Well Ana, we want to let you go. We know you’ve got a show to produce, I just want to finish up by saying how are we going to, we the independent media, how are we going to win over the credulous Joe Rogan’s of the world so they don’t lapse into conspiracy territory and so they come and join the fight for the left?

AK:

It’s the Economy, stupid. I’m not calling you stupid; you know I’m just quoting a very famous quote. I really think that—I’m not going to say that social issues don’t matter, of course they matter, especially now with what we are seeing with the rise of white supremacy and white nationalism, but if you want to win over some of those independent voters or those people who might be apolitical, you need to think about the issues that unite us all and that issue is the economic injustice in the country. Right now you have the right-wing claiming that we have a wonderful economy. The stock market has been tanking because of Trump’s trade war, but let’s keep it real, he kept saying the economy was doing well because of the stock market. We know that only 10 percent, the top 10 percent are invested in the stock market.
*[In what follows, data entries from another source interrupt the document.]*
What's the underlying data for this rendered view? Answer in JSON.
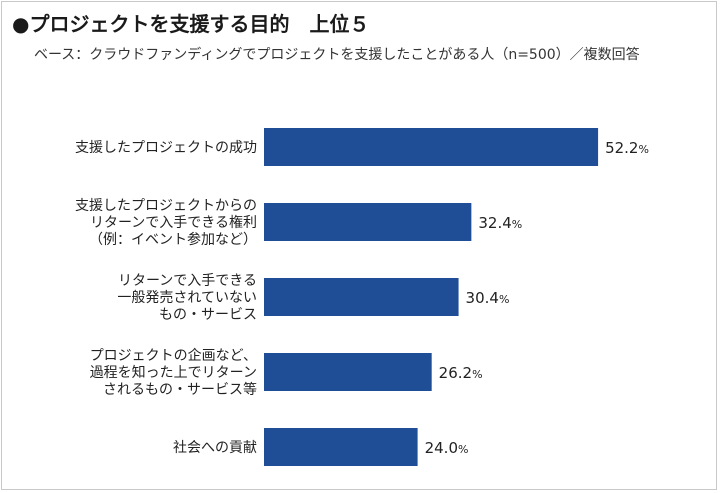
{
  "title": "●プロジェクトを支援する目的　上位５",
  "subtitle": "ベース：クラウドファンディングでプロジェクトを支援したことがある人（n=500）／複数回答",
  "colors": {
    "bar": "#1f4e96",
    "text": "#222222"
  },
  "chart_data": {
    "type": "bar",
    "orientation": "horizontal",
    "categories": [
      [
        "支援したプロジェクトの成功"
      ],
      [
        "支援したプロジェクトからの",
        "リターンで入手できる権利",
        "（例：イベント参加など）"
      ],
      [
        "リターンで入手できる",
        "一般発売されていない",
        "もの・サービス"
      ],
      [
        "プロジェクトの企画など、",
        "過程を知った上でリターン",
        "されるもの・サービス等"
      ],
      [
        "社会への貢献"
      ]
    ],
    "values": [
      52.2,
      32.4,
      30.4,
      26.2,
      24.0
    ],
    "value_labels": [
      "52.2",
      "32.4",
      "30.4",
      "26.2",
      "24.0"
    ],
    "unit": "%",
    "xlim": [
      0,
      60
    ],
    "grid": false,
    "legend": "none"
  }
}
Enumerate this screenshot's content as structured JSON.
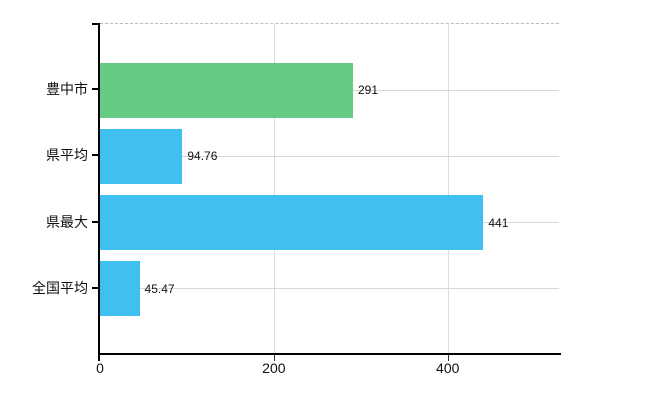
{
  "chart_data": {
    "type": "bar",
    "orientation": "horizontal",
    "title": "",
    "xlabel": "",
    "ylabel": "",
    "categories": [
      "豊中市",
      "県平均",
      "県最大",
      "全国平均"
    ],
    "values": [
      291,
      94.76,
      441,
      45.47
    ],
    "value_labels": [
      "291",
      "94.76",
      "441",
      "45.47"
    ],
    "bar_colors": [
      "#66cc84",
      "#3fc0f0",
      "#3fc0f0",
      "#3fc0f0"
    ],
    "x_ticks": [
      0,
      200,
      400
    ],
    "xlim": [
      0,
      528
    ],
    "grid": true,
    "legend": "none"
  },
  "colors": {
    "bar_highlight": "#66cc84",
    "bar_default": "#3fc0f0",
    "axis": "#000000",
    "h_gridline": "#d2dcd2",
    "v_gridline": "#d9ded9",
    "top_border_dashed": "#bdbdbd",
    "text": "#111111",
    "background": "#ffffff"
  }
}
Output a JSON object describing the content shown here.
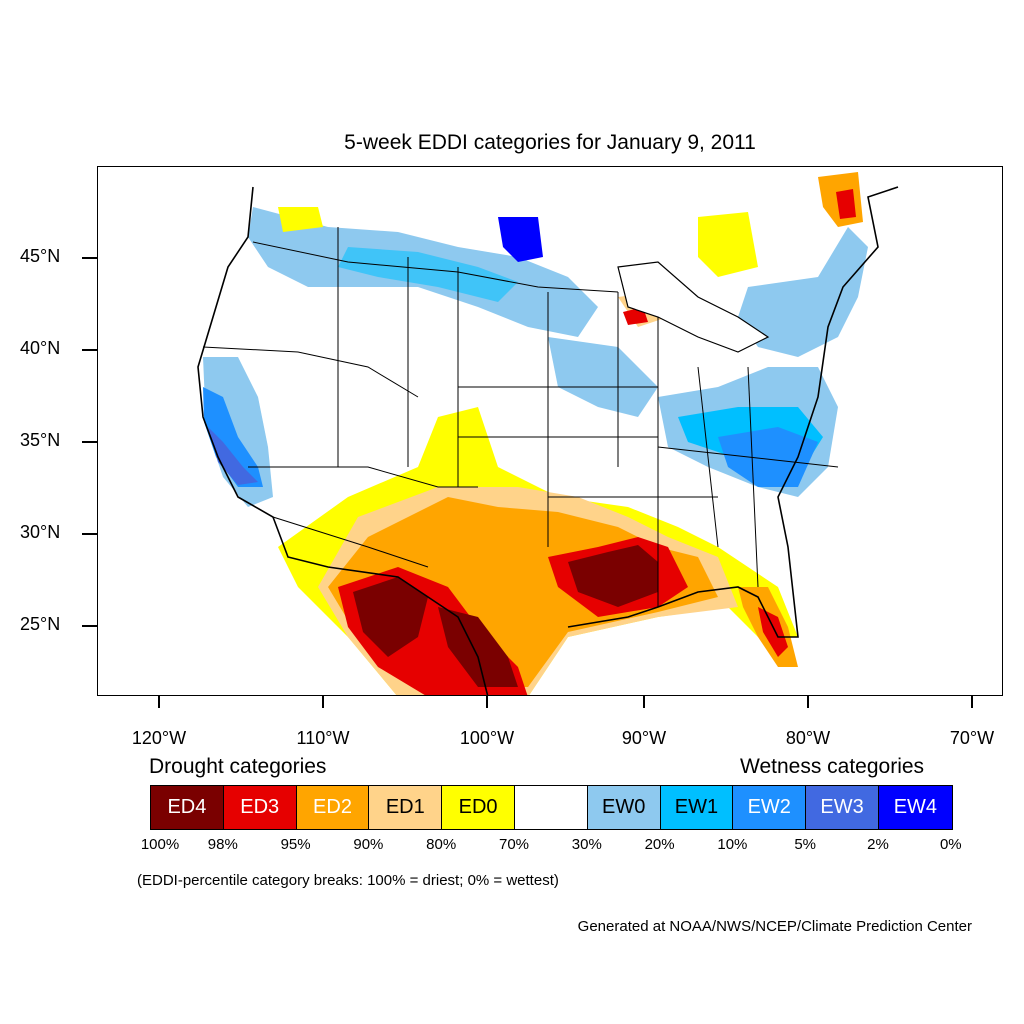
{
  "title": "5-week EDDI categories for January 9, 2011",
  "map": {
    "lat_labels": [
      "45°N",
      "40°N",
      "35°N",
      "30°N",
      "25°N"
    ],
    "lon_labels": [
      "120°W",
      "110°W",
      "100°W",
      "90°W",
      "80°W",
      "70°W"
    ]
  },
  "legend": {
    "drought_heading": "Drought categories",
    "wetness_heading": "Wetness categories",
    "categories": [
      {
        "label": "ED4",
        "color": "#7a0000",
        "text_color": "#ffffff"
      },
      {
        "label": "ED3",
        "color": "#e60000",
        "text_color": "#ffffff"
      },
      {
        "label": "ED2",
        "color": "#ffa500",
        "text_color": "#ffffff"
      },
      {
        "label": "ED1",
        "color": "#ffd38a",
        "text_color": "#000000"
      },
      {
        "label": "ED0",
        "color": "#ffff00",
        "text_color": "#000000"
      },
      {
        "label": "",
        "color": "#ffffff",
        "text_color": "#000000"
      },
      {
        "label": "EW0",
        "color": "#8ec9ef",
        "text_color": "#000000"
      },
      {
        "label": "EW1",
        "color": "#00bfff",
        "text_color": "#000000"
      },
      {
        "label": "EW2",
        "color": "#1e90ff",
        "text_color": "#ffffff"
      },
      {
        "label": "EW3",
        "color": "#4169e1",
        "text_color": "#ffffff"
      },
      {
        "label": "EW4",
        "color": "#0000ff",
        "text_color": "#ffffff"
      }
    ],
    "breaks": [
      "100%",
      "98%",
      "95%",
      "90%",
      "80%",
      "70%",
      "30%",
      "20%",
      "10%",
      "5%",
      "2%",
      "0%"
    ]
  },
  "note": "(EDDI-percentile category breaks: 100% = driest; 0% = wettest)",
  "credit": "Generated at NOAA/NWS/NCEP/Climate Prediction Center"
}
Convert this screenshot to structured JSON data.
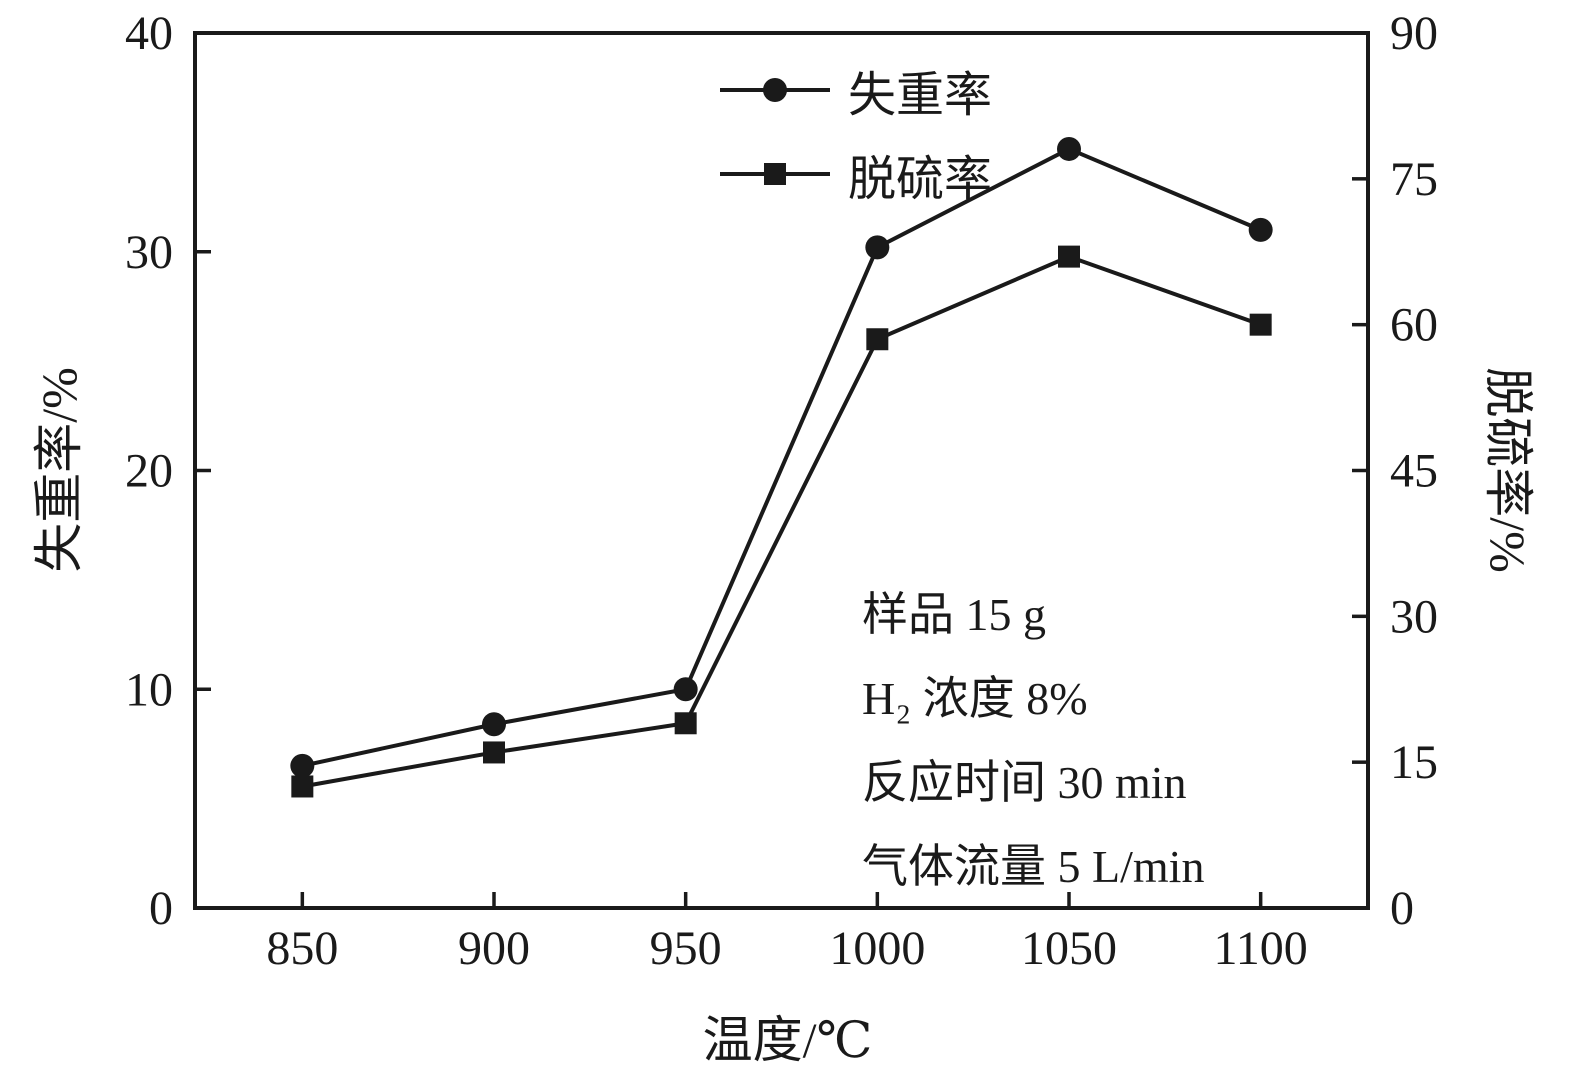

The vast majority of Americans are still dealing with stagnant wages, increasing inflation, low quality jobs, and when I say jobs I mean part-time and temporary as opposed to full-time jobs with benefits. These are issues that unite us all, and I think that focusing on that, really driving that point home and talking about progressive policies that would solve some of those problems is the winning strategy: That’s my take, and I know it’s difficult because there is so much else going on and it’s so tempting to cover the bigotry we see coming from Donald Trump, but I would argue that rather than debating whether Donald Trump is racist, we already know. Let’s talk about what he has done to ravage this country for his own personal enrichment. 

NJR:

Couldn’t agree more; let’s leave it there. So Ana thank you, thank you so, so much for taking an hour out of your day to speak with us.

AK:

It was my pleasure, thank you for having me.